Polska’s recent animations Guns (2014), The Leisure Time of Firearm (2015), and My Little Planet (2016) similarly present slow-paced, contemplative images that engage viewers directly and manipulate their senses through visuals and sounds. Seen together, this selection of videos highlights the ways in which her works investigate the intimate relationship between on-screen images and the physical and psychological response of the viewer—a relationship that has become increasingly direct in recent years due to the proliferation of electronic devices and the ubiquitous dissemination of visual and verbal information in our surroundings.
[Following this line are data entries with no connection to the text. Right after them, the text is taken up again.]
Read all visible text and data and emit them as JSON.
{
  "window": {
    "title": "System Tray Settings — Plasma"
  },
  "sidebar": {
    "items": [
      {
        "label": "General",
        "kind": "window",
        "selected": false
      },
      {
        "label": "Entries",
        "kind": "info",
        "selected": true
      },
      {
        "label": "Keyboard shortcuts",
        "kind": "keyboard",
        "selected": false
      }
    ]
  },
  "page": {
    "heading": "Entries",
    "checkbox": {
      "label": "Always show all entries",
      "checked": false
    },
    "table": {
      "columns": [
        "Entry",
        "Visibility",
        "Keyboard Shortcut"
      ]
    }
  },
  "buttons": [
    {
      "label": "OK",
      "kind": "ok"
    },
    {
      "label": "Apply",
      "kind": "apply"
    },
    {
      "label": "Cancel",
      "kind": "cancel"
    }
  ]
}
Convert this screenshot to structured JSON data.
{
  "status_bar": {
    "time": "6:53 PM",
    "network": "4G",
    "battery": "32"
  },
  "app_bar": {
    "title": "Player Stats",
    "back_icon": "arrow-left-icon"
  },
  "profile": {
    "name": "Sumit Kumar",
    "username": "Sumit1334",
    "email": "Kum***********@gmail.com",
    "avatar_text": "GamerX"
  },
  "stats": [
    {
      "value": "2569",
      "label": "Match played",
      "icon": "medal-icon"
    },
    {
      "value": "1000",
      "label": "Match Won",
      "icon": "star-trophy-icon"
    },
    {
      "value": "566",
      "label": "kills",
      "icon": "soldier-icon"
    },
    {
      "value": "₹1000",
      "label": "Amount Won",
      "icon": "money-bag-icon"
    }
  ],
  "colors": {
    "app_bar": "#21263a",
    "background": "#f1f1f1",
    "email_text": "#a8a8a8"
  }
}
Agnieszka Polska (b. 1985, Lublin, Poland) lives and works in Berlin. She has had solo exhibitions at Nottingham Contemporary, UK (2014); Salzburger Kunstverein, Austria (2013); and the Centre for Contemporary Art, Ujazdowski Castle, Warsaw (2012). Her videos have also been included in screenings and group exhibitions at the Hirshhorn Museum and Sculpture Garden, Washington, DC (2016); Garage Museum of Contemporary Art, Moscow (2015); the Museum of Modern Art, New York (2015); the 19th Biennial of Sydney (2014); Palais de Tokyo, Paris (2014); the 13th Istanbul Biennial (2013); Tate Modern, London (2012); Museum of Modern Art, Warsaw (2012); the Institute of Contemporary Arts, London (2012); and KW Institute for Contemporary Art, Berlin (2011).
“Screens Series: Agnieszka Polska” is organized by Margot Norton, Associate Curator.
Polska’s videos will be screened in the New Museum Theater on Wednesdays from June 29 through August 3 in the following order: I Am the Mouth II, Watery Rhymes, Guns, The Leisure Time of Firearm, and My Little Planet.